L’Azerbaigian secondo Ecco può essere definito un “petrostato”: i combustibili fossili rappresentano oltre il 90% dei proventi da esportazioni, il 60% delle entrate pubbliche e il 35% del Prodotto interno lordo (Pil). Il 95% delle esportazioni dell’Azerbaigian è composto da petrolio e gas naturale, e i paesi dell’Unione Europea – in primis l’Italia – rappresentano oltre la metà delle esportazioni totali.

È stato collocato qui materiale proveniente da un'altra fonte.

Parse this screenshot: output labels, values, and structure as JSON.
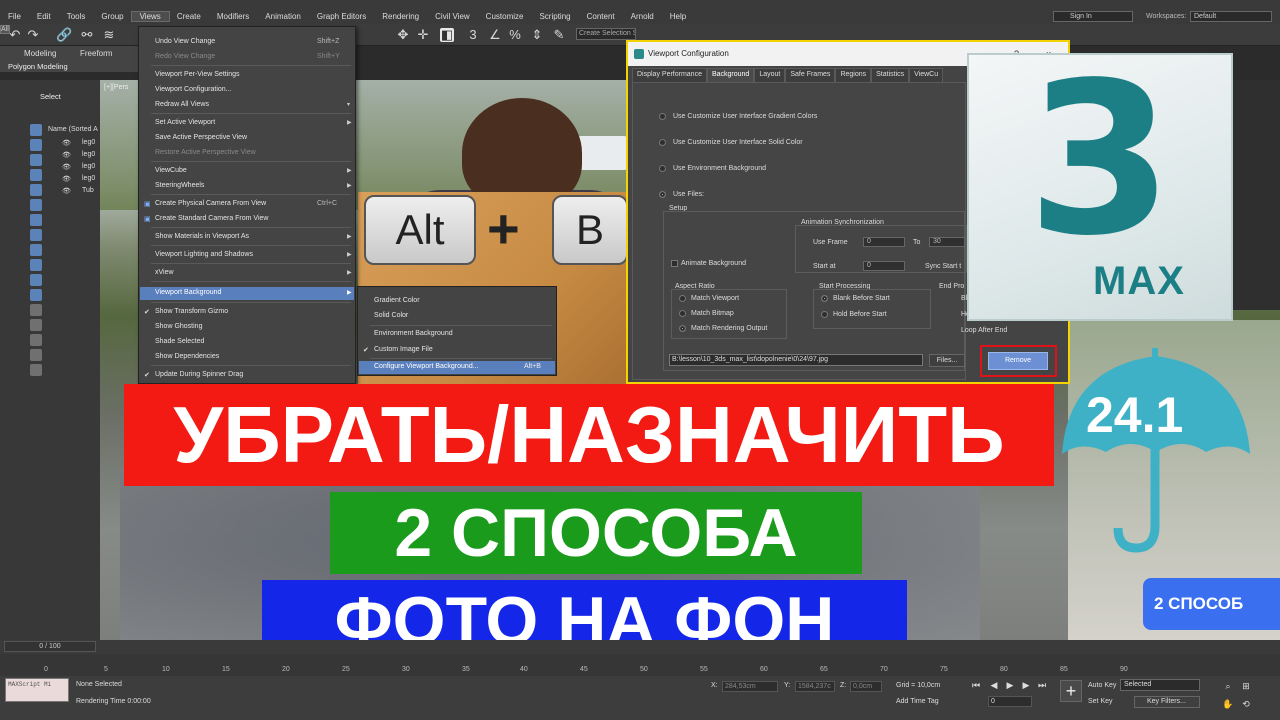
{
  "menu": {
    "items": [
      "File",
      "Edit",
      "Tools",
      "Group",
      "Views",
      "Create",
      "Modifiers",
      "Animation",
      "Graph Editors",
      "Rendering",
      "Civil View",
      "Customize",
      "Scripting",
      "Content",
      "Arnold",
      "Help"
    ],
    "sign_in": "Sign In",
    "workspaces_label": "Workspaces:",
    "workspaces_value": "Default"
  },
  "toolbar": {
    "all_filter": "All",
    "selection_set": "Create Selection Se"
  },
  "ribbon": {
    "tabs": [
      "Modeling",
      "Freeform"
    ],
    "sub": "Polygon Modeling"
  },
  "scene_explorer": {
    "select_label": "Select",
    "header": "Name (Sorted A",
    "rows": [
      "leg0",
      "leg0",
      "leg0",
      "leg0",
      "Tub"
    ]
  },
  "viewport": {
    "label": "[+][Pers"
  },
  "views_menu": {
    "items": [
      {
        "label": "Undo View Change",
        "key": "Shift+Z"
      },
      {
        "label": "Redo View Change",
        "key": "Shift+Y"
      },
      {
        "label": "Viewport Per-View Settings"
      },
      {
        "label": "Viewport Configuration..."
      },
      {
        "label": "Redraw All Views"
      },
      {
        "label": "Set Active Viewport"
      },
      {
        "label": "Save Active Perspective View"
      },
      {
        "label": "Restore Active Perspective View"
      },
      {
        "label": "ViewCube"
      },
      {
        "label": "SteeringWheels"
      },
      {
        "label": "Create Physical Camera From View",
        "key": "Ctrl+C"
      },
      {
        "label": "Create Standard Camera From View"
      },
      {
        "label": "Show Materials in Viewport As"
      },
      {
        "label": "Viewport Lighting and Shadows"
      },
      {
        "label": "xView"
      },
      {
        "label": "Viewport Background"
      },
      {
        "label": "Show Transform Gizmo"
      },
      {
        "label": "Show Ghosting"
      },
      {
        "label": "Shade Selected"
      },
      {
        "label": "Show Dependencies"
      },
      {
        "label": "Update During Spinner Drag"
      }
    ]
  },
  "bg_submenu": {
    "items": [
      "Gradient Color",
      "Solid Color",
      "Environment Background",
      "Custom Image File",
      "Configure Viewport Background..."
    ],
    "configure_key": "Alt+B"
  },
  "keys": {
    "alt": "Alt",
    "plus": "+",
    "b": "B"
  },
  "dialog": {
    "title": "Viewport Configuration",
    "help": "?",
    "close": "×",
    "tabs": [
      "Display Performance",
      "Background",
      "Layout",
      "Safe Frames",
      "Regions",
      "Statistics",
      "ViewCu"
    ],
    "opt_gradient": "Use Customize User Interface Gradient Colors",
    "opt_solid": "Use Customize User Interface Solid Color",
    "opt_env": "Use Environment Background",
    "opt_files": "Use Files:",
    "setup": "Setup",
    "anim_sync": "Animation Synchronization",
    "use_frame": "Use Frame",
    "use_frame_val": "0",
    "to": "To",
    "to_val": "30",
    "animate_bg": "Animate Background",
    "start_at": "Start at",
    "start_at_val": "0",
    "sync_start": "Sync Start t",
    "aspect_ratio": "Aspect Ratio",
    "match_viewport": "Match Viewport",
    "match_bitmap": "Match Bitmap",
    "match_render": "Match Rendering Output",
    "start_processing": "Start Processing",
    "blank_before": "Blank Before Start",
    "hold_before": "Hold Before Start",
    "end_proc": "End Pro",
    "end_b": "Bl",
    "end_h": "Ho",
    "loop_after": "Loop After End",
    "path": "B:\\lesson\\10_3ds_max_list\\dopolnenie\\0\\24\\97.jpg",
    "files_btn": "Files...",
    "remove_btn": "Remove"
  },
  "logo": {
    "digit": "3",
    "text": "MAX"
  },
  "version": "24.1",
  "banners": {
    "line1": "УБРАТЬ/НАЗНАЧИТЬ",
    "line2": "2 СПОСОБА",
    "line3": "ФОТО НА ФОН",
    "method": "2 СПОСОБ"
  },
  "timeline": {
    "frame_counter": "0 / 100",
    "ticks": [
      "0",
      "5",
      "10",
      "15",
      "20",
      "25",
      "30",
      "35",
      "40",
      "45",
      "50",
      "55",
      "60",
      "65",
      "70",
      "75",
      "80",
      "85",
      "90"
    ]
  },
  "status": {
    "maxscript": "MAXScript Mi",
    "none_selected": "None Selected",
    "rendering_time": "Rendering Time  0:00:00",
    "x_label": "X:",
    "x_val": "284,53cm",
    "y_label": "Y:",
    "y_val": "1584,237c",
    "z_label": "Z:",
    "z_val": "0,0cm",
    "grid": "Grid = 10,0cm",
    "add_time_tag": "Add Time Tag",
    "auto_key": "Auto Key",
    "set_key": "Set Key",
    "selected": "Selected",
    "key_filters": "Key Filters...",
    "frame_val": "0",
    "colors": {
      "banner_red": "#f21a12",
      "banner_green": "#1a9b1c",
      "banner_blue": "#1427e8",
      "highlight": "#5a7fbd",
      "dialog_border": "#f5d300",
      "logo_teal": "#1d7f86"
    }
  }
}
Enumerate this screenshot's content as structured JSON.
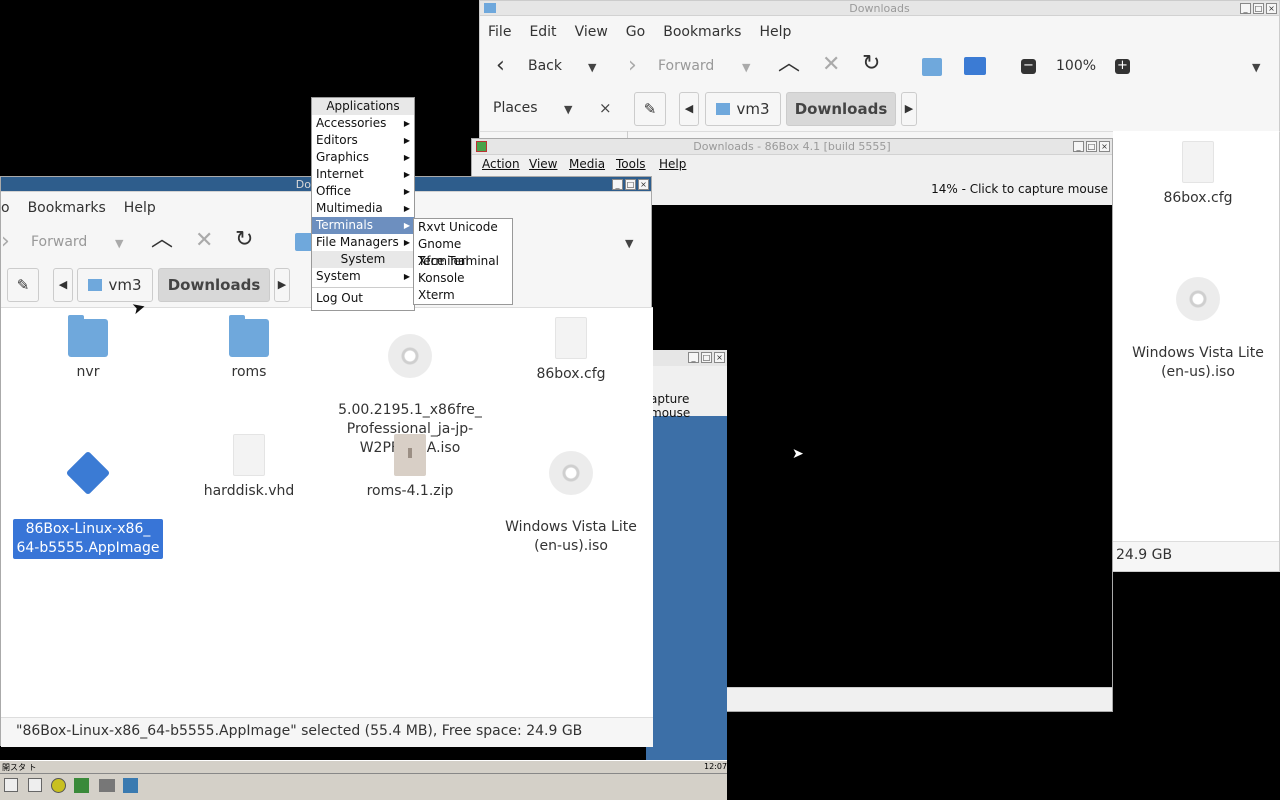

L’Azerbaigian sta puntando sempre di più sulla vendita del proprio gas a Paesi europei, tra cui l’Italia, allacciando relazioni politiche ed economiche che fanno perno sulla cooperazione energetica. E non è del tutto escluso che lo stato funga da sorta di “testa di legno” per mascherare le esportazioni di petrolio e di gas provenienti dalla Russia, teoricamente in Europa finite sotto embargo, embargo che però mostra molti buchi proprio per via delle triangolazioni che continuano ad alimentare le importazioni di beni in Russia e le sue esportazioni energetiche, a tutto vantaggio del suo Pil che nel 2024 registrerà una crescita consistente, invece delle riduzioni preconizzate dai politicanti di Bruxelles.
Secondo Ecco, «l’incremento della capacità di trasporto del Tap (gasdotto TransAdriatic Pipeline, quello che dopo avere attraversato la Turchia e la Grecia sbocca a Melendugno in Puglia) che dovrebbe passare da una capacità di 10 a 20 miliardi di metri cubi l’anno, non sembra giustificato all’interno di scenari che vedono l’Italia e l’Europa perseguire un percorso coerente con gli obiettivi climatici nazionali ed europei al 2030, nonché con gli impegni dell’Accordo di Parigi», probabilmente destinato ad essere depotenziato dopo il nuovo corso americano che punta sul rilancio delle fonti fossili. Inoltre, aggiunge Ecco, «secondo uno studio dell’Oxford Institute for Energy Studies, se si ipotizza il massimo livello plausibile di produzione dell’Azerbaigian, entro il 2030 potrebbero essere disponibili al massimo 15 miliardi di metri cubi all’anno di gas in aggiunta ai volumi già contrattualizzati. Tale stima potrebbe ridursi nuovamente entro il 2035, a causa del declino naturale del giacimento». Ma qui, magicamente in un grande gioco delle tre carte, potrebbero materializzarsi le forniture russe sottobanco, che potrebbero venire anche alla luce del sole se con l’avvento di Trump alla Casa Bianca dovesse risolversi il conflitto in Ucraina, facendo tornare il mercato dell’energia ad una situazione di normalità e di abbassamento dei prezzi, a tutto vantaggio del rilancio dell’economia europea, con buona pace degli ambientalisti più o meno talebani.